We believe this system would encourage teams to finish as high as they could in their respective leagues. We also believe that teams in the playoff structures would be given incentives to win, not just for the championships of their leagues, but for the best available draft choices.

Relegation-promotion works well in the English FA. We believe it will work as effectively in the NHL.

Hockey fans are encouraged to offer their input on this proposal.

Our second suggestion is for hockey to suspend operations forever, and take up lacrosse.

Monday, November 2, 2009

Who Cares?

Prince Charles and his consort, Camilla, Duchess of Cornwall, are due to arrive in Canada today to begin an 11 day royal visit. It is, apparently, his 15th visit, but her first. He is anxious, the newspapers say, to show off Canada to his new wife because of the great affection he feels to Canada and Canadians.

I suggest that, if Charles really wants to show off Canada to Camilla, he should take her to a lacrosse game. Preferrably in a dank, small-town arena in, say, Orangeville or on the Six Nations Reserve. After the game, they could head off to a Kelsey's or Jack Astor's for some nachos and beers, being very carefull to have a designated driver. Then, when they're home or at their hotel, they could settle in for good night of watching the Rick Mercer Report or the very unfunny This Hour Has 22 Minutes. The next morning, when they're off for another round of sight seeing, they should be sure to start their day with large double-doubles and maybe a pumpkin spice muffin or a breakfast BELT under their belts. Ahhh, now that's Canada.

Seriously, though, should any of us care about this? The fact that these two people are to become my sovereigns in the future makes me cringe. Does Canada need the British monarchy any more? I know all about our British heritage and the fact that our government is modelled after British institutions. But haven't we outgrown that in 2009? The monarchy has as much revelence as teaching modern high school students the proper use of a slide rule: it was once necessary, but , now, who needs to have it?

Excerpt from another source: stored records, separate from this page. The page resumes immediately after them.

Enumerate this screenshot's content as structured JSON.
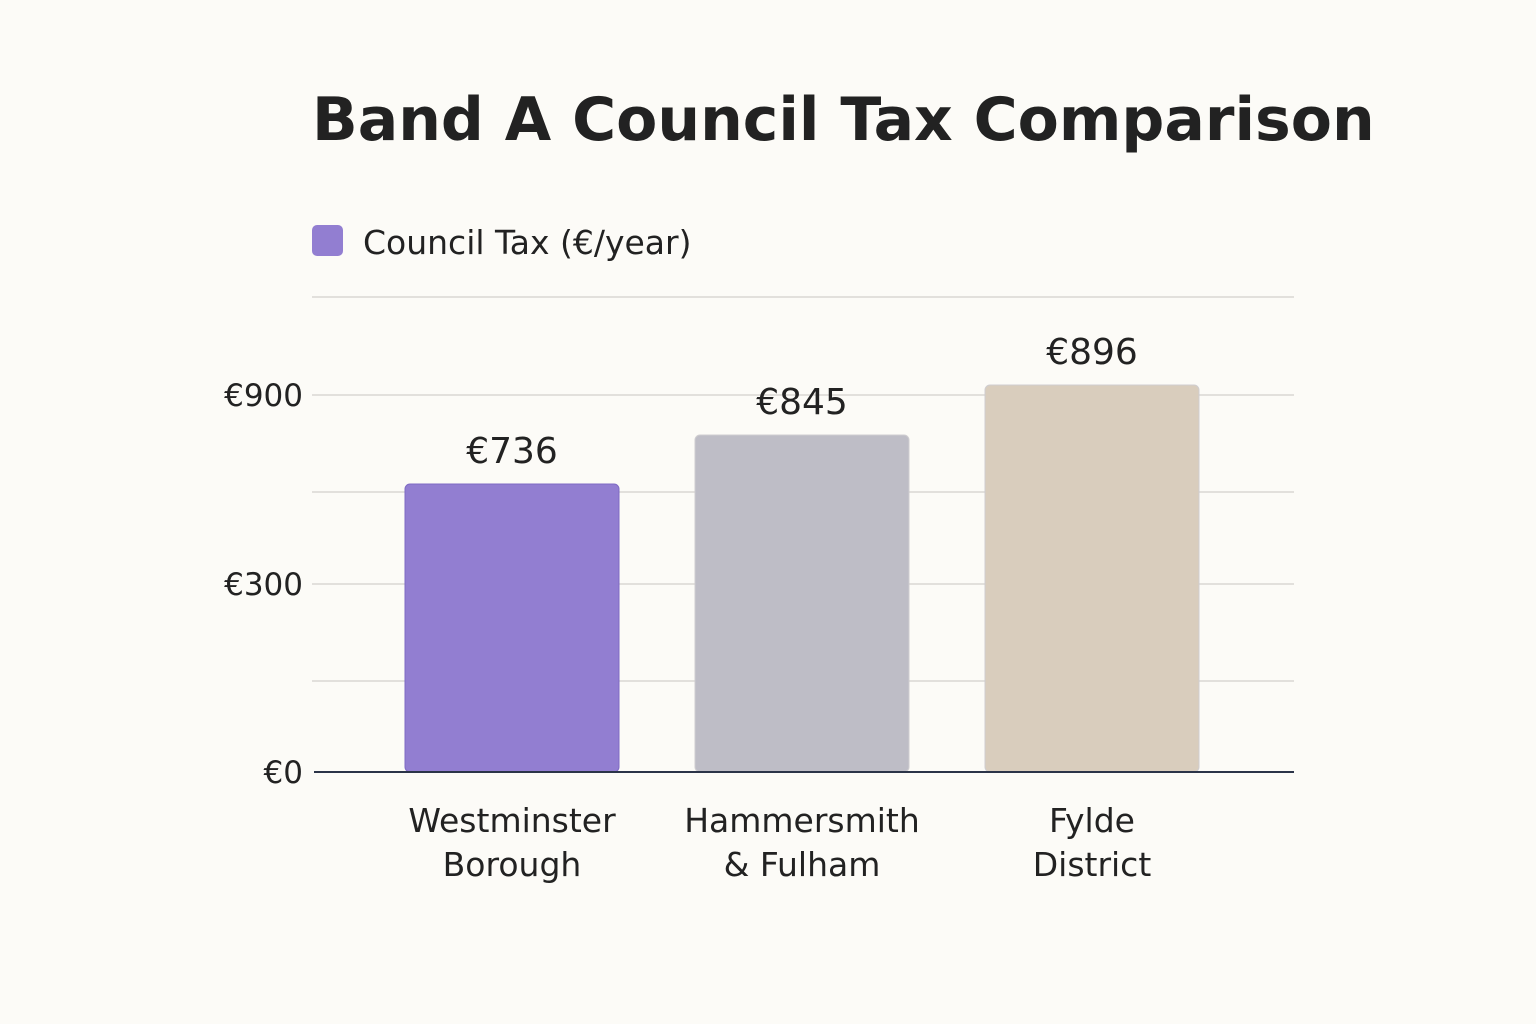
{
  "chart_data": {
    "type": "bar",
    "title": "Band A Council Tax Comparison",
    "legend": {
      "position": "top-left",
      "entries": [
        "Council Tax (€/year)"
      ]
    },
    "series": [
      {
        "name": "Council Tax (€/year)",
        "values": [
          736,
          845,
          896
        ]
      }
    ],
    "categories": [
      [
        "Westminster",
        "Borough"
      ],
      [
        "Hammersmith",
        "& Fulham"
      ],
      [
        "Fylde",
        "District"
      ]
    ],
    "value_labels": [
      "€736",
      "€845",
      "€896"
    ],
    "bar_colors": [
      "#927ed1",
      "#bebdc6",
      "#d9cdbd"
    ],
    "legend_color": "#927ed1",
    "y_ticks": [
      {
        "value": 0,
        "label": "€0"
      },
      {
        "value": 300,
        "label": "€300"
      },
      {
        "value": 900,
        "label": "€900"
      }
    ],
    "grid": true,
    "xlabel": "",
    "ylabel": ""
  }
}
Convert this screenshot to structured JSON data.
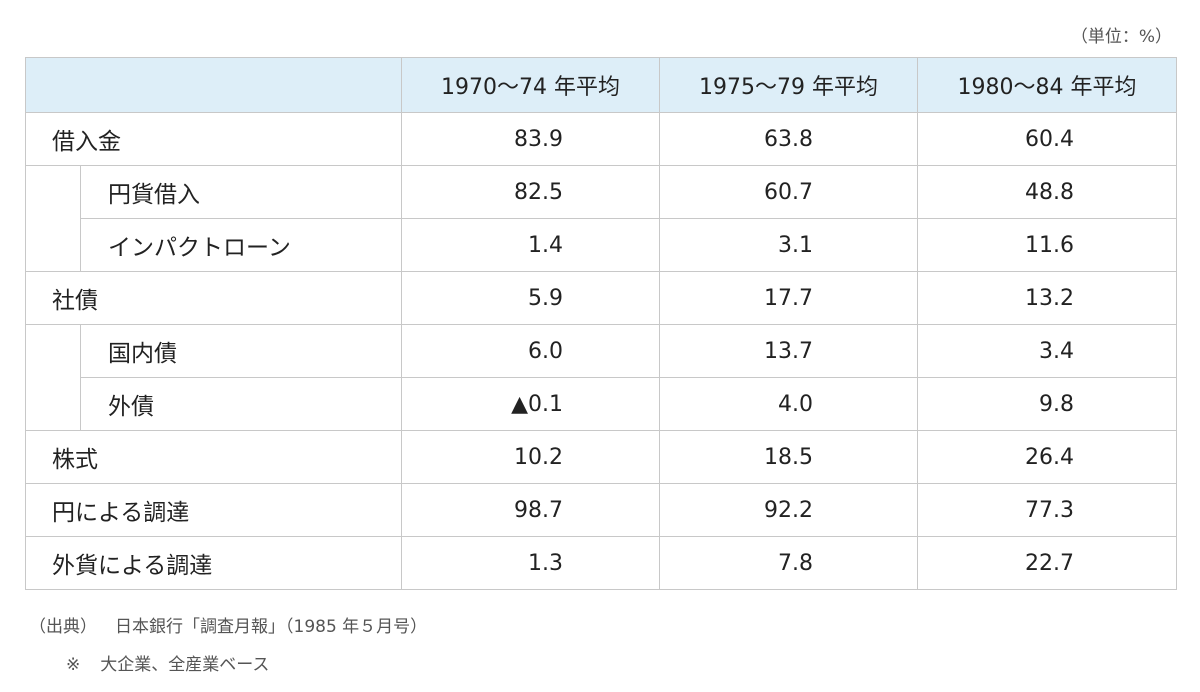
{
  "unit": "（単位：%）",
  "columns": [
    "",
    "1970〜74 年平均",
    "1975〜79 年平均",
    "1980〜84 年平均"
  ],
  "rows": [
    {
      "label": "借入金",
      "indent": 0,
      "values": [
        "83.9",
        "63.8",
        "60.4"
      ]
    },
    {
      "label": "円貨借入",
      "indent": 1,
      "values": [
        "82.5",
        "60.7",
        "48.8"
      ]
    },
    {
      "label": "インパクトローン",
      "indent": 1,
      "values": [
        "1.4",
        "3.1",
        "11.6"
      ]
    },
    {
      "label": "社債",
      "indent": 0,
      "values": [
        "5.9",
        "17.7",
        "13.2"
      ]
    },
    {
      "label": "国内債",
      "indent": 1,
      "values": [
        "6.0",
        "13.7",
        "3.4"
      ]
    },
    {
      "label": "外債",
      "indent": 1,
      "values": [
        "0.1",
        "4.0",
        "9.8"
      ],
      "negative_marker": "▲"
    },
    {
      "label": "株式",
      "indent": 0,
      "values": [
        "10.2",
        "18.5",
        "26.4"
      ]
    },
    {
      "label": "円による調達",
      "indent": 0,
      "values": [
        "98.7",
        "92.2",
        "77.3"
      ]
    },
    {
      "label": "外貨による調達",
      "indent": 0,
      "values": [
        "1.3",
        "7.8",
        "22.7"
      ]
    }
  ],
  "source": {
    "label": "（出典）",
    "text": "日本銀行「調査月報」（1985 年５月号）"
  },
  "note": {
    "mark": "※",
    "text": "大企業、全産業ベース"
  },
  "colors": {
    "header_bg": "#ddeef8",
    "border": "#c8c8c8"
  }
}
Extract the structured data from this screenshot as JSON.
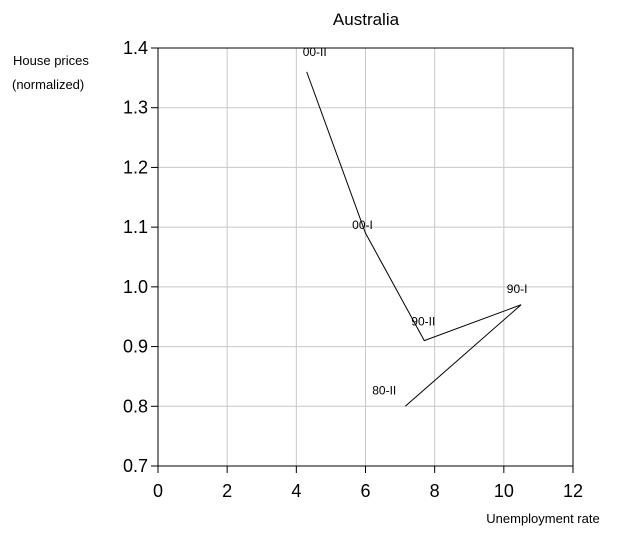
{
  "chart_data": {
    "type": "line",
    "title": "Australia",
    "xlabel": "Unemployment rate",
    "ylabel_lines": [
      "House prices",
      "(normalized)"
    ],
    "xlim": [
      0,
      12
    ],
    "ylim": [
      0.7,
      1.4
    ],
    "x_ticks": [
      0,
      2,
      4,
      6,
      8,
      10,
      12
    ],
    "y_ticks": [
      0.7,
      0.8,
      0.9,
      1.0,
      1.1,
      1.2,
      1.3,
      1.4
    ],
    "x_tick_labels": [
      "0",
      "2",
      "4",
      "6",
      "8",
      "10",
      "12"
    ],
    "y_tick_labels": [
      "0.7",
      "0.8",
      "0.9",
      "1.0",
      "1.1",
      "1.2",
      "1.3",
      "1.4"
    ],
    "grid": true,
    "series": [
      {
        "points": [
          {
            "x": 7.15,
            "y": 0.8
          },
          {
            "x": 10.5,
            "y": 0.97
          },
          {
            "x": 7.7,
            "y": 0.91
          },
          {
            "x": 6.0,
            "y": 1.09
          },
          {
            "x": 4.3,
            "y": 1.36
          }
        ],
        "labels": [
          {
            "text": "80-II",
            "x": 7.15,
            "y": 0.8
          },
          {
            "text": "90-I",
            "x": 10.5,
            "y": 0.97
          },
          {
            "text": "90-II",
            "x": 7.7,
            "y": 0.91
          },
          {
            "text": "00-I",
            "x": 6.0,
            "y": 1.09
          },
          {
            "text": "00-II",
            "x": 4.3,
            "y": 1.36
          }
        ],
        "color": "#000000"
      }
    ]
  }
}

I have no problems with Charles or Camilla themselves. I've always liked Charles. When he was a young guy, he came across as a type of "action man". He always liked sports, travel, and dating good looking women... and he got paid for it !!! Today, he comes across as slightly eccentric, but he seems to care about such things as the environment, the state of cities in Britain, the state of youth in the world, and sustainable and environmentally friendly farming. Nothing wrong with all that. And, as for Camilla, well we all know that she was the "other woman", but the fact is that she made Charles fall out of love with Diana ( if he ever was in love with her at all ) and, for that, Camilla deserves some credit. I mean, come on, Diana was a sweetheart, but Camilla found her way into Charles' bed and heart, presumably because of her love of horses. To this, I say "giddyup"!

Nor do I have a problem with the fact that they are British. Hell, I'm British by birth, and I still have wonderful aunts, uncles and cousins with their children living in Britain. I like my British heritage, but the essential thing is that I no longer need it to identify myself. I am a Canadian citizen, have been since I was 18, and I'm extremely proud of that. I tell my British relatives that I am a Canadian, and they understand that. I have British friends here, and at our local pub, we tease each other about the fact that I'm a "traitor" to my British roots, but we laugh it off. I have traveled to, literally, all parts of Canada, including 2 trips to the Canadian Arctic. I love this country and I will die here and be buried here. I don't need Britain any more.

So, Charles and Camilla will hopefully understand why the crowds might be a little small when they travel across Canada. We've grown up, we are our own country, comprised of several nations. If we need a monarchy to guide us, can we not at least chose one? I humbly suggest that we invite the Swedish royal family to rule us. The next Queen of Sweden will be Princess Victoria, and her sister is Princess Madeleine. They are a couple of kittens, and I think Canada would be proud to have them as our royal family.

So, when Charles and Camilla land today, I suggest we shout three cheers for them: Hip hip, who cares? Hip hip, who cares? Hip hip, who cares?